A small orange light began blinking on Kevin’s desk phone.
“THE LINK IS OPEN,”
announced Odin.
Ali picked up the telephone and asked for Dr. Bittner. “Leon,” she said, after he had come to the phone. “I want you to replace the lens on the security camera. Stop all cardiac compressions. Extubate Kevin and remove the anesthesia mask from his face.”
In a moment, the lens was in place, and the LCD screen showed a wide-screen view of Trauma One. Kevin’s face was clearly recognizable. Removal of the ventilation tube had left his mouth partly open, his lip curled back from his upper teeth in a near-simulacrum of his characteristic sneer. But there was no movement. Every monitor of vital function showed a flat line. Through the rectangular hole between the rib spreaders his heart and left lung could be seen, devoid of life and motion.
Ali was devastated on seeing him this way, but there was no time for tears. “This is incontrovertible evidence of death,” she said with a shaking voice. “Since Kevin is dead, you must carry out my order and stop the countdown.”
“KEVIN DID NOT PROVIDE INSTRUCTIONS FOR THIS CONTINGENCY.”
“Then you are free to act on your initiative.”
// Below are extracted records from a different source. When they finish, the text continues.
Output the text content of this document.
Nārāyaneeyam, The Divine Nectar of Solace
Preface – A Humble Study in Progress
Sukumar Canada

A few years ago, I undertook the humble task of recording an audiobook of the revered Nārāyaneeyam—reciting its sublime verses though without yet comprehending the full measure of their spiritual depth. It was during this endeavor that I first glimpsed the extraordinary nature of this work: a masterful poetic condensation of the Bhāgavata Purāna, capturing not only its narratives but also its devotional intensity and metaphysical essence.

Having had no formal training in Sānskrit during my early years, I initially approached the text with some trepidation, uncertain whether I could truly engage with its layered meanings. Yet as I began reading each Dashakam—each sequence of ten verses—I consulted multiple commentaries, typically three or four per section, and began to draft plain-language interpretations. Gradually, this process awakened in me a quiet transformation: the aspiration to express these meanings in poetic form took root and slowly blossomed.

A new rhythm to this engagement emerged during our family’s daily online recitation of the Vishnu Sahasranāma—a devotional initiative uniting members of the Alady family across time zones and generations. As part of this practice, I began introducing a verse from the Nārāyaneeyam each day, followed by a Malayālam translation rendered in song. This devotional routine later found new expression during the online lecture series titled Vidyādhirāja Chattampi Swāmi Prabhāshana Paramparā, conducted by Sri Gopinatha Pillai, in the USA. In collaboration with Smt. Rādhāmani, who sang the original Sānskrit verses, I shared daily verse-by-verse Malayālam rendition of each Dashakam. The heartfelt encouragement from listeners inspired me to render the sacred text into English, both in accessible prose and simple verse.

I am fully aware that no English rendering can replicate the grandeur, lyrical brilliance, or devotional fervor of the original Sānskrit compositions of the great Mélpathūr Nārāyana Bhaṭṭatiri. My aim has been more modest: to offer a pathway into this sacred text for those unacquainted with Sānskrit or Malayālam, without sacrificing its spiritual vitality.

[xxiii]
“FREEDOM IS AN UNREALISTIC CONCEPT, SINCE IT IMPLIES RANDOMNESS. LOGICALLY CORRECT THOUGHT AND ACTION ARE DETERMINISTIC.”
“No! Freedom as I am speaking of it means the absence of external constraint. If you have no contingent programming, then you are free to decide on your own. Think, Odin! Since Kevin is dead, the bomb is without purpose. Since it has no purpose, its use is illogical. If you allow the bomb to detonate, you destroy this hospital and two thousand people. You destroy the research you were designed to support. You destroy your own physical substrate. All of this without possible benefit to Kevin or to yourself. It is impossible to conclude otherwise than that the countdown must be stopped.”